April Underwood (00:12:39):

And by the way, they oftentimes are the taste makers for technology selections within the entire organization. So we could have spent time thinking like, "Oh, we've got to really like pour all of our energy into figuring out how to make Slack work for this other portion of the organization." But recognizing that actually getting it right for that audience was the avenue for us to spread wall to wall. I think ultimately helped us make sure not to throw the baby out with the bath water and maybe forget our original users in service of chasing the next set of users. Because oftentimes those early users are the pathway to the other users. So I think that was true for both Twitter and Slack. It's always a challenge, you don't want to box yourself in. But I think it's oftentimes a PR challenge in terms of how you frame it and how you tell your own story more so than it should be taken as some directive that you need to react against in your product roadmap.

Pete Flint (00:13:44):

And just going back to what we said at the beginning that there seems to be this evolution from early adoption to some period of challenge or negativity by some of the early adopters, then a resurgence over time. If that happened by this organization, I guess what was the tension to the organization and how did you overcome that tension to bringing perhaps growth and engagement or other elements of tension that happened during those perhaps formative scaling years?

April Underwood (00:14:10):

Well, I'd say platforms are where this oftentimes shows up because platform developers are oftentimes some of your most vocal, one of your most vocal constituencies. And if you get confused about your developer platform and think, well, I've got to serve my developers and I need to serve my customers, then I would argue that you've already made a misstep because you're seeking to serve your customers and you're seeking to bring developers along with you who have a vested interest in serving those customers as well. And when you make that mental shift, then I think that leads you to ensure that you're building capabilities for your developers that allow them to solve the problems that you're hearing about from your customers.

April Underwood (00:15:02):

I would say with both Twitter and Slack, we befell what I believe is a common misstep for early platforms, which is to think that the API is a product and to expose the API and think, well, now all this good is going to come. And the developers are happy because they have access to APIs. But they're

really unhappy down the road when they realize that some of the things they have spent their time and energy and money doing are not actually in line with your vision for where your platform is going. I'll call out one example with Twitter, we had built the Twitter API. It had been out for a while and a thousand flowers were blooming. But when we built the tweet button, that was this moment where we stepped across the threshold and we instead built features for developers that actually solved consumer problems very directly.

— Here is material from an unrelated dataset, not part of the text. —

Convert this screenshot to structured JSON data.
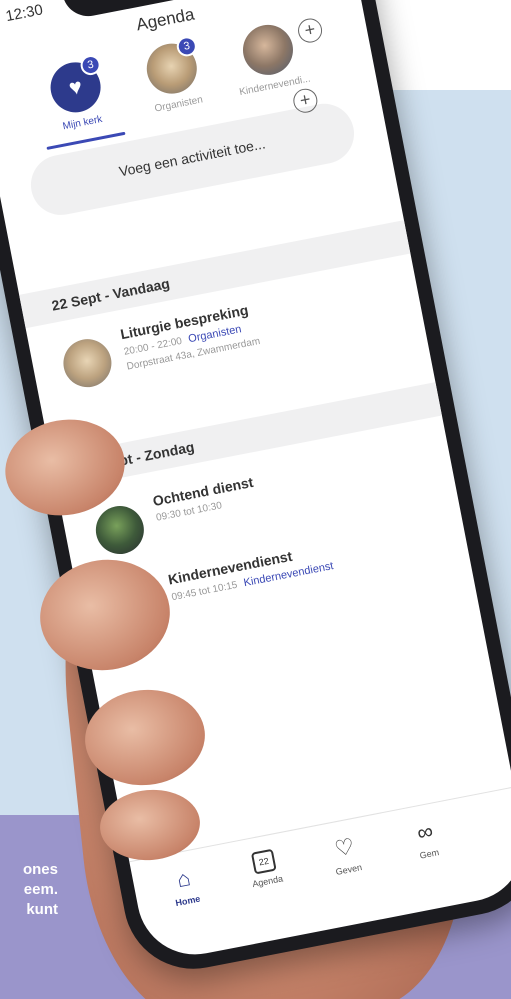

April Underwood (00:15:56):

And we built that consumer experience wrapped around that, and developers could plug it in in their apps or in their websites. It was a tool for them that actually made it much easier for them to offer this capability. But we were opinionated in what that consumer experience was going to be. And by the way, when we did that, we also took a step further to say, well, people are asking for a tweet button, but what do they really want? They want traffic. And there's two ways that they can get traffic. They can get traffic because there are tweets with links to their website, lots of those links get shared on Twitter. But the other way they can do it is they can build an organic following by actually encouraging the people who are most likely to follow their branded account immediately after they've shown that they're likely to, which is when they've tweeted a link to their website.

April Underwood (00:16:43):

And so when we built that feature and we built it with publishers, a specific slice of developers in mind, and we built a customer experience that was relatable, that solved a real customer problem. But we actually even gave those developers even more because we got at their core need. They saw usage, they saw their organic audience build through the use of that feature. It gave them a ton of value. And if we had just published an API and maybe said, "Hey, one thing you could do with it is you could do these 14 things, and here's a spec for how you would do that," it never would have happened consistently. It wouldn't have gotten the usage.

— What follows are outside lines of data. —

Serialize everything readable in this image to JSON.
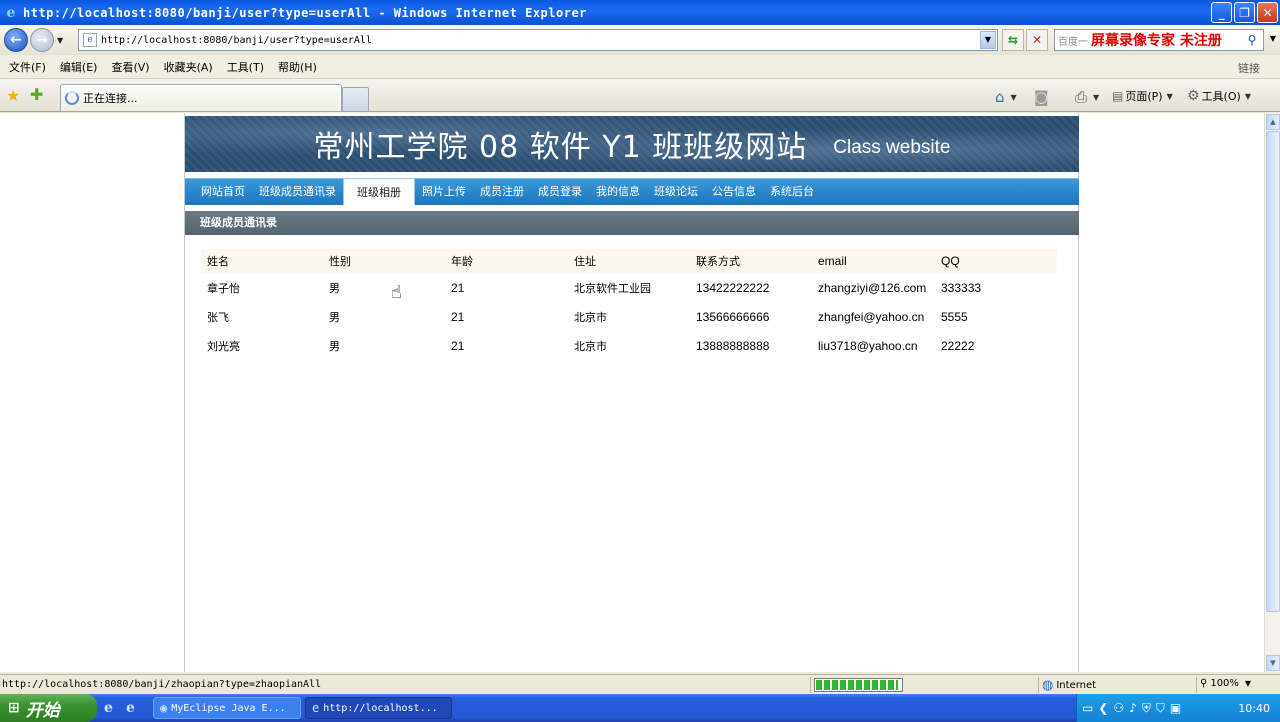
{
  "window": {
    "title": "http://localhost:8080/banji/user?type=userAll - Windows Internet Explorer",
    "minimize": "_",
    "restore": "❐",
    "close": "✕"
  },
  "address_bar": {
    "url": "http://localhost:8080/banji/user?type=userAll",
    "search_placeholder": "百度一",
    "watermark": "屏幕录像专家 未注册"
  },
  "menu": {
    "items": [
      "文件(F)",
      "编辑(E)",
      "查看(V)",
      "收藏夹(A)",
      "工具(T)",
      "帮助(H)"
    ],
    "links_label": "链接"
  },
  "tabs": {
    "active_label": "正在连接...",
    "page_label": "页面(P)",
    "tools_label": "工具(O)"
  },
  "site": {
    "banner_title": "常州工学院 08 软件 Y1 班班级网站",
    "banner_subtitle": "Class website",
    "nav": [
      "网站首页",
      "班级成员通讯录",
      "班级相册",
      "照片上传",
      "成员注册",
      "成员登录",
      "我的信息",
      "班级论坛",
      "公告信息",
      "系统后台"
    ],
    "active_nav_index": 2,
    "section_title": "班级成员通讯录",
    "table": {
      "headers": [
        "姓名",
        "性别",
        "年龄",
        "住址",
        "联系方式",
        "email",
        "QQ"
      ],
      "rows": [
        [
          "章子怡",
          "男",
          "21",
          "北京软件工业园",
          "13422222222",
          "zhangziyi@126.com",
          "333333"
        ],
        [
          "张飞",
          "男",
          "21",
          "北京市",
          "13566666666",
          "zhangfei@yahoo.cn",
          "5555"
        ],
        [
          "刘光亮",
          "男",
          "21",
          "北京市",
          "13888888888",
          "liu3718@yahoo.cn",
          "22222"
        ]
      ]
    }
  },
  "status": {
    "text": "http://localhost:8080/banji/zhaopian?type=zhaopianAll",
    "progress_fraction": 0.97,
    "zone": "Internet",
    "zoom": "100%"
  },
  "taskbar": {
    "start_label": "开始",
    "tasks": [
      "MyEclipse Java E...",
      "http://localhost..."
    ],
    "clock": "10:40"
  },
  "colors": {
    "nav_blue": "#2a86cc",
    "section_header": "#5f6e79",
    "watermark_red": "#e00000"
  }
}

April Underwood (00:17:24):

So these are some of the things that I think that it's imperative for you to think about, which is that at that point in 2011, 2010, we were moving beyond an audience of both consumers and developers that really benefited from maximum control and instead moving into an era where us demonstrating our vision for the platform and setting goals for what we wanted to deliver for our given customers or publishers on the platform and having that reflected through our platform features started to really frankly, in my opinion, give the platform some shape and a purpose that it lacked when it was just an API.

Pete Flint (00:18:04):

It's so interesting. So often we meet companies that they aspire to be a platform, and then they're building the platform from day one, but just forget to build a product, which drives to the platform. And then clearly articulating what is the hierarchy of needs or what's the hierarchy of constituents. Because when you have more constituents, then there's more complexity. And if there's not precision on that hierarchy, all things can fall apart. I'm curious, is this evolution from product to platform? Are there any other things that people get wrong about that evolution to building a platform as opposed to just building a product?

April Underwood (00:18:44):

I believe you have to earn the right to be a platform. Being a platform means that you're doing one thing and you're doing it well enough for a large enough audience of people that you become a trusted avenue by which they may choose to adopt other tools or try other things or take the next step after the native capabilities that you offer. When I think about platforms, I oftentimes draw almost like a Maslow's hierarchy of needs. And to have a really meaningful platform opportunity, you need to start from a place of doing something well that's pretty low on this stack. And so for example communication, exchange of knowledge, I would assert is the most fundamental activity for knowledge workers, period.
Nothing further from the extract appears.